Corporations are increasingly using the social media to learn more about what their customers are saying about their products and their company. This presents unique challenges as unstructured content needs analytic techniques that involve taking words and associating quantitative metrics with them to interpret the sentiment embodies in them.
Subramanian Kartik and the Greenplum team at EMC worked on a research project involving the analysis of blog posts using both MapReduce and the Python Natural Language Toolkit, in combination with SQL analytics in an EMC Greenplum Database, using sparse vectors and k-means clustering algorithms.

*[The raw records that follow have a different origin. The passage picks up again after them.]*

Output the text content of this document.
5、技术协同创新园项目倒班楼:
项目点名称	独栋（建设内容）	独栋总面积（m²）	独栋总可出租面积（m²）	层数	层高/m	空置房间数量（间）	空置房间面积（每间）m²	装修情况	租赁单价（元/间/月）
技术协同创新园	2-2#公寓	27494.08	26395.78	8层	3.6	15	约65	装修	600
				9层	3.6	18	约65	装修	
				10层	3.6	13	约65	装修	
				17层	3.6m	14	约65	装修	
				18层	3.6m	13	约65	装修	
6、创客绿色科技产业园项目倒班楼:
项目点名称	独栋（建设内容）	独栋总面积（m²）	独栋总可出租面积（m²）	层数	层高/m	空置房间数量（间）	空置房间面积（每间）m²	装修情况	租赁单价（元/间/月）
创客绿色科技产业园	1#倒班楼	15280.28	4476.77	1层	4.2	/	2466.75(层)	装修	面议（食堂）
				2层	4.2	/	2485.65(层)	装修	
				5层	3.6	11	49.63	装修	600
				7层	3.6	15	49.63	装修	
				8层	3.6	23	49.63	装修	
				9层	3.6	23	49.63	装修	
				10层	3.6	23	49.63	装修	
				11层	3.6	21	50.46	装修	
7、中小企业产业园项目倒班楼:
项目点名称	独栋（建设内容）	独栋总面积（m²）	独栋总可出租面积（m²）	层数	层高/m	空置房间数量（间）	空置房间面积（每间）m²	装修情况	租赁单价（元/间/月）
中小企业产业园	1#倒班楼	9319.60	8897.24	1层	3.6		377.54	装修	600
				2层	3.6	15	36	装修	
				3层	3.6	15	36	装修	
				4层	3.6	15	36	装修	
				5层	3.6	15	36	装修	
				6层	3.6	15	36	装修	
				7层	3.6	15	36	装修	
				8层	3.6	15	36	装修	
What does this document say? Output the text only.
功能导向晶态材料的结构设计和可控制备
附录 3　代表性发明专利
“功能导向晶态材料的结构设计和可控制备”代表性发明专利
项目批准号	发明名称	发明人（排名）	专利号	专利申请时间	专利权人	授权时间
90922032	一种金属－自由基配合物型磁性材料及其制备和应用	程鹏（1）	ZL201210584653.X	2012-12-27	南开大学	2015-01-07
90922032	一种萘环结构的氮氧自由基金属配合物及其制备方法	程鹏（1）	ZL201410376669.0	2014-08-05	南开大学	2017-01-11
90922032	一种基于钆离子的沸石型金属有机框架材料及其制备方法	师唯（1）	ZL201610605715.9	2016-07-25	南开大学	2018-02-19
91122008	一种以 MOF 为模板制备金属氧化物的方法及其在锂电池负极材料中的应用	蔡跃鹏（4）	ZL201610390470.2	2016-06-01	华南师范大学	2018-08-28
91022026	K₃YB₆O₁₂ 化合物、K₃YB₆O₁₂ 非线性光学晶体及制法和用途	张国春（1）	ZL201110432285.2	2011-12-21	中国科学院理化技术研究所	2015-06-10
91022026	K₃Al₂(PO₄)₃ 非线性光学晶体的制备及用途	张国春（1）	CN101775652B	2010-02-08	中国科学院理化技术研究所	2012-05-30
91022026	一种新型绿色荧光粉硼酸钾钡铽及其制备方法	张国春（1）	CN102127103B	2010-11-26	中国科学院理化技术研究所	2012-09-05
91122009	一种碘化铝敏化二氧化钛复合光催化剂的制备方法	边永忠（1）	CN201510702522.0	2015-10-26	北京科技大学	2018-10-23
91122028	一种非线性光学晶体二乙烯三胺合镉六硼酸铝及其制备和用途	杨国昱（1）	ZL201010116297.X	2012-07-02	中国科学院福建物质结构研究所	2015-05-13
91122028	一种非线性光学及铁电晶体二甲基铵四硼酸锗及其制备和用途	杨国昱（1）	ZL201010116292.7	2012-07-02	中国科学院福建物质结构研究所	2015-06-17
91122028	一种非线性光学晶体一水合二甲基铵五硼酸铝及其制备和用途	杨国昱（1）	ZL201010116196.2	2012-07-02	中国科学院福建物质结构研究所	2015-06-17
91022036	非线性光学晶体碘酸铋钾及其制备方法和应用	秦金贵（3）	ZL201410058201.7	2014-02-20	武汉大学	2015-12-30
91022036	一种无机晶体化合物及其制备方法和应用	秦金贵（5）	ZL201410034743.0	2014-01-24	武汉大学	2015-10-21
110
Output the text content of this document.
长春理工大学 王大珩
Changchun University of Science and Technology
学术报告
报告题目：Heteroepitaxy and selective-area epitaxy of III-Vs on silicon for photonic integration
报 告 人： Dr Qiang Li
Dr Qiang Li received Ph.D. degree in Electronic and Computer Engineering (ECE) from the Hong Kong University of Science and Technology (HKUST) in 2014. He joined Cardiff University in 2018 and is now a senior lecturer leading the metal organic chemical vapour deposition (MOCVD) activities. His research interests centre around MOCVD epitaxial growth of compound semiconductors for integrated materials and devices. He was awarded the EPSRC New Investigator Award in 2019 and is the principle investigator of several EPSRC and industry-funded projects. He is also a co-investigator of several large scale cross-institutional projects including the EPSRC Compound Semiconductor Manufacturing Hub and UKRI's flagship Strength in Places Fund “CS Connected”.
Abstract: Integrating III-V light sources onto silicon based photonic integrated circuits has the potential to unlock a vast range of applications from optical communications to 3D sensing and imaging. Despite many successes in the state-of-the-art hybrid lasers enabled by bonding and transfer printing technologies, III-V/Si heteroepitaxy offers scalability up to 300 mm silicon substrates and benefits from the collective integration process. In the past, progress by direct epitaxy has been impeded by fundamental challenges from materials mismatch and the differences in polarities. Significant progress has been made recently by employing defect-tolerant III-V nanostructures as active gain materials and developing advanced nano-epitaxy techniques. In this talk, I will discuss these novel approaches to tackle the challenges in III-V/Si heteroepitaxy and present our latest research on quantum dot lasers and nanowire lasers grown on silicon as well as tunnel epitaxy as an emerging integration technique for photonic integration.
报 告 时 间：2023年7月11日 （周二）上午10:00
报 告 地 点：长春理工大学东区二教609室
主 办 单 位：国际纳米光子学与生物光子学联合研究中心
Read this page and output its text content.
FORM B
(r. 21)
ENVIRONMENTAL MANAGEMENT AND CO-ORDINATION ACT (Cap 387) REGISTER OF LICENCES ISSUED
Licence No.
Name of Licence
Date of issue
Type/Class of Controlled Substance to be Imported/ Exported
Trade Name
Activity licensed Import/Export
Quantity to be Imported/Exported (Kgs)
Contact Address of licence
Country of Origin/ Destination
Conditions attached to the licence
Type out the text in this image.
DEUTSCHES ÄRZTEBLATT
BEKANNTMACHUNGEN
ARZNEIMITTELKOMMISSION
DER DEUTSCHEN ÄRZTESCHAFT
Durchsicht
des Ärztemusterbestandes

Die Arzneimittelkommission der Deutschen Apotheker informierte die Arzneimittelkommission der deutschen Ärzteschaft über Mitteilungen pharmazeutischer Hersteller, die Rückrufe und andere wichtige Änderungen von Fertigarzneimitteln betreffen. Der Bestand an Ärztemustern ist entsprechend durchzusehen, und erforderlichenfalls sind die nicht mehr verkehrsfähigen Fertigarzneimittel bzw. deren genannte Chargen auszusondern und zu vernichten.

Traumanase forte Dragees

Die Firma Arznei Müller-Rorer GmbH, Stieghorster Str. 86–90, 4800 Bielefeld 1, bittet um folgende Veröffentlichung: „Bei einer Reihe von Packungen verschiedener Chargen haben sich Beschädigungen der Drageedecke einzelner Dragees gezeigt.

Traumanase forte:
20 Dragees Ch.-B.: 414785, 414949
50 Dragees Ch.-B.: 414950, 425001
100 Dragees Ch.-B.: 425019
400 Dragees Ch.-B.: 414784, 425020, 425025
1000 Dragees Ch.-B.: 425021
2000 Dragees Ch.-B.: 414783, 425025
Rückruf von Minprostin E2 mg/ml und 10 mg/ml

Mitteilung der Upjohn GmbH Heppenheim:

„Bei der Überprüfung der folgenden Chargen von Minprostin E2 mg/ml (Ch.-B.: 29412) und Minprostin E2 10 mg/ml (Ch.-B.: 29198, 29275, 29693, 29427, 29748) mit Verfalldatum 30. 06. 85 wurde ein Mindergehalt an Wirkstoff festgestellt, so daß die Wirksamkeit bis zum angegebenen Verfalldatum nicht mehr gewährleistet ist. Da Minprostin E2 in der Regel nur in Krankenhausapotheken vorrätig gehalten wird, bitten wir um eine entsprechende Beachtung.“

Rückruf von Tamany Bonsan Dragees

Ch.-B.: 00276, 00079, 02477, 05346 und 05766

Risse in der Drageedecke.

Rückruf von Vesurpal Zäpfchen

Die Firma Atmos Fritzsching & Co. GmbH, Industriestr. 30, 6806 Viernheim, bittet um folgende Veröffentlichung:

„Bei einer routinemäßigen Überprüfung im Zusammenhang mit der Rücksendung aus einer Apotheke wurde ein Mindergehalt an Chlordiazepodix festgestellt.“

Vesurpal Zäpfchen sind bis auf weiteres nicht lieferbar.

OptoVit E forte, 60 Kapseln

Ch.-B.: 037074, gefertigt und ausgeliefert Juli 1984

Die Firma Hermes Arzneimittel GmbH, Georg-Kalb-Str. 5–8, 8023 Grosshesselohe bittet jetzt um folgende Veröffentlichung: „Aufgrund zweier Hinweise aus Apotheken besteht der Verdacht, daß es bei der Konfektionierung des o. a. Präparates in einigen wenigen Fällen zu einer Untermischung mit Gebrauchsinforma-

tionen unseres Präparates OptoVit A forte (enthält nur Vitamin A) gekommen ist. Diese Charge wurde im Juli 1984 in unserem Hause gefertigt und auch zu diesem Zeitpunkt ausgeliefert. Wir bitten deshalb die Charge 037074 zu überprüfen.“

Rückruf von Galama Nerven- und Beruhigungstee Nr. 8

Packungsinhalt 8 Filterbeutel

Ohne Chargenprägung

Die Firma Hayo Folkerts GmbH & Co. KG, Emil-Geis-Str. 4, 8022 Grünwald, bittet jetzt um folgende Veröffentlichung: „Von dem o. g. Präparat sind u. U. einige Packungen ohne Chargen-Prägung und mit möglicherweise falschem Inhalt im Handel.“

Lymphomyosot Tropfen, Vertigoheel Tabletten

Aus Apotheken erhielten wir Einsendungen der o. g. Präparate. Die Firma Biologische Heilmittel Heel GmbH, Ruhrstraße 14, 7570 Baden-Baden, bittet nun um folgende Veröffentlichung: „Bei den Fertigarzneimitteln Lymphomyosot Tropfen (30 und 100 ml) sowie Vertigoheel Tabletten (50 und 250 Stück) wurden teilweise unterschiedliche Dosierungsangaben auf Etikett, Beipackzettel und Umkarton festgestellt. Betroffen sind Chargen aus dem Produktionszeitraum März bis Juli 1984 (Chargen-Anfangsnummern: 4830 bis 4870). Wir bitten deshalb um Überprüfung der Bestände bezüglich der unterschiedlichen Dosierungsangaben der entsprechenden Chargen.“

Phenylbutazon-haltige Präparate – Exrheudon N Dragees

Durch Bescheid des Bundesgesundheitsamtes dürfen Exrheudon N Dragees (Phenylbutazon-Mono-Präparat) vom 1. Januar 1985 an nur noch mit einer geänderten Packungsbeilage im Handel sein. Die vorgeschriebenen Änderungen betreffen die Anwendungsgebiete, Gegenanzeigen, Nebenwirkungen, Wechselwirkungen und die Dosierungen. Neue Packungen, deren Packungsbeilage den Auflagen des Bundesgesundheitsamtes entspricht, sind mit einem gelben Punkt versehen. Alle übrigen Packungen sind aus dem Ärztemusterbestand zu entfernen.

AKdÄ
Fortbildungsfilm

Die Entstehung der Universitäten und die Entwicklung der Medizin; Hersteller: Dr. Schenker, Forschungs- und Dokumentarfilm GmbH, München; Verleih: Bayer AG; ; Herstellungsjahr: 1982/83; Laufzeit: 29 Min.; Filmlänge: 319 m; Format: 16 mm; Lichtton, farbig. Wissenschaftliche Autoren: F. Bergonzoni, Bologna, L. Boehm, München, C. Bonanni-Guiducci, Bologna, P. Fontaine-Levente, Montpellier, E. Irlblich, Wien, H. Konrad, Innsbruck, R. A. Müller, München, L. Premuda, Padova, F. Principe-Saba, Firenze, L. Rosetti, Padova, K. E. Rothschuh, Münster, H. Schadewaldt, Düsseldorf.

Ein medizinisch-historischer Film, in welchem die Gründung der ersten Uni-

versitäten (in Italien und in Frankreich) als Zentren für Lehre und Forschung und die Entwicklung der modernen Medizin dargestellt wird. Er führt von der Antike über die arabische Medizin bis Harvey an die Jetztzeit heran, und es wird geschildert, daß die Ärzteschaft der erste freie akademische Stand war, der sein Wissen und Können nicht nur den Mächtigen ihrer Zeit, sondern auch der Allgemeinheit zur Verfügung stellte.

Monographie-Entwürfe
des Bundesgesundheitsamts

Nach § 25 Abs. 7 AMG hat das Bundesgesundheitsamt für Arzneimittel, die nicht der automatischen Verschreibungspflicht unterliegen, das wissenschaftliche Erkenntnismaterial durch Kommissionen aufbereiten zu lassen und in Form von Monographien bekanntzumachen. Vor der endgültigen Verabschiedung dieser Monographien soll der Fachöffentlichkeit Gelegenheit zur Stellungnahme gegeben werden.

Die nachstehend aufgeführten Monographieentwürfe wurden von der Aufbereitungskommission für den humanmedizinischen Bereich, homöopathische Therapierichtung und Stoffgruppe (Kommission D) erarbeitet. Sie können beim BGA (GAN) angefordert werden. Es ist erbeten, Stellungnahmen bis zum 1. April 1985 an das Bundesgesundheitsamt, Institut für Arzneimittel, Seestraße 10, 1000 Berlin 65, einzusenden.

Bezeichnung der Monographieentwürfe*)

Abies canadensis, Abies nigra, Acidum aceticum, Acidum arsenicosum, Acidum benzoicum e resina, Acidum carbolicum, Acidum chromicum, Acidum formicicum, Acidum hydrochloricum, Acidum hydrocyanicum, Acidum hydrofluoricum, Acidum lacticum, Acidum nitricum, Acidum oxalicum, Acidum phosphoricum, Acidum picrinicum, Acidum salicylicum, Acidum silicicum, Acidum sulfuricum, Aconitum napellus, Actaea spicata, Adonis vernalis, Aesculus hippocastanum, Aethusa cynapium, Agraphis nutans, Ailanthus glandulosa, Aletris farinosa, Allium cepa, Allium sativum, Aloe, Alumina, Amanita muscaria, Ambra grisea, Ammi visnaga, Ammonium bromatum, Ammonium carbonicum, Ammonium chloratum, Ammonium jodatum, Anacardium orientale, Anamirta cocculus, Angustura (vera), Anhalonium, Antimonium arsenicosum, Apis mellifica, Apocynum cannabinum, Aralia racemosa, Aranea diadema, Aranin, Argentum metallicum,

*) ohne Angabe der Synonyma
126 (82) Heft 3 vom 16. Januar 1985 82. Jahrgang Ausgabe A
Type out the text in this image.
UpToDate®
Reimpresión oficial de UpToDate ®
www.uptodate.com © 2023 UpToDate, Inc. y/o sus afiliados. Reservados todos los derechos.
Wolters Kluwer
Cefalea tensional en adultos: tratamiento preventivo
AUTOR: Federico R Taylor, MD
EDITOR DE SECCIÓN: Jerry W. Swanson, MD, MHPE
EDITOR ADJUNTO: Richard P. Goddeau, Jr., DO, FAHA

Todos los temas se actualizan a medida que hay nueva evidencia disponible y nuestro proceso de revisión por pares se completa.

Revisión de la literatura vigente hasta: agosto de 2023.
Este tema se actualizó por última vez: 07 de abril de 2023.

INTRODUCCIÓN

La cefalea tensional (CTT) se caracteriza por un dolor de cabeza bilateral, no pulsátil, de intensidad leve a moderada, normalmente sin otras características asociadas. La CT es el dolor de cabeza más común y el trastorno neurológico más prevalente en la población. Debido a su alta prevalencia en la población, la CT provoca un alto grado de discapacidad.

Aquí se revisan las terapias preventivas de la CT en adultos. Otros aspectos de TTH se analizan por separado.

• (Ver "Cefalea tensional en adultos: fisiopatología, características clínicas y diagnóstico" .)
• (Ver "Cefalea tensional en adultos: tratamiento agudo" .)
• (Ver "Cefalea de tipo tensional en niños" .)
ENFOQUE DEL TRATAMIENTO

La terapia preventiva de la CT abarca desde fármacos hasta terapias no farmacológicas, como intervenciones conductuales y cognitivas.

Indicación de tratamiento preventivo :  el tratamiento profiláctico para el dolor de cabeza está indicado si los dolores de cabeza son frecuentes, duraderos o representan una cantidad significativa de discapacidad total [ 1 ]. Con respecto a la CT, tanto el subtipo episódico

Subramanian spoke about this research at NoSQL Now 2011 Conference this year. InfoQ caught up with him to learn more about the project and the architecture behind the solution they developed.
InfoQ: Can you talk about the Greenplum research project on blog sentiment analysis and the architecture behind it?
Kartik: Sentiment analysis refers to the application of natural language processing, computational linguistics and text analytics to extract subjective information from source materials, in this case, from a set of blog posts. This kind of analysis is becoming very popular in the analysis of social media data as well as for more conventional use cases such as e-Discovery among many of our customers. The end goal is to discover patterns of dominant concepts in a collection of documents, and to associate subsets of these documents with these concepts. An example of this, described here, would be to discover major themes in what bloggers write about concerning a company's products and services.
The architecture spans elements in natural language processing (which is in the realm of unstructured data) on one hand, to quantifying this numerically and using machine learning algorithms for pattern recognition (typically done with structured data). The intriguing part of this architecture is how we use "Not Only SQL" approaches to solve this by utilizing a combination of Map/Reduce (typically used with Hadoop) and SQL-based analytics in a traditional RDBMS.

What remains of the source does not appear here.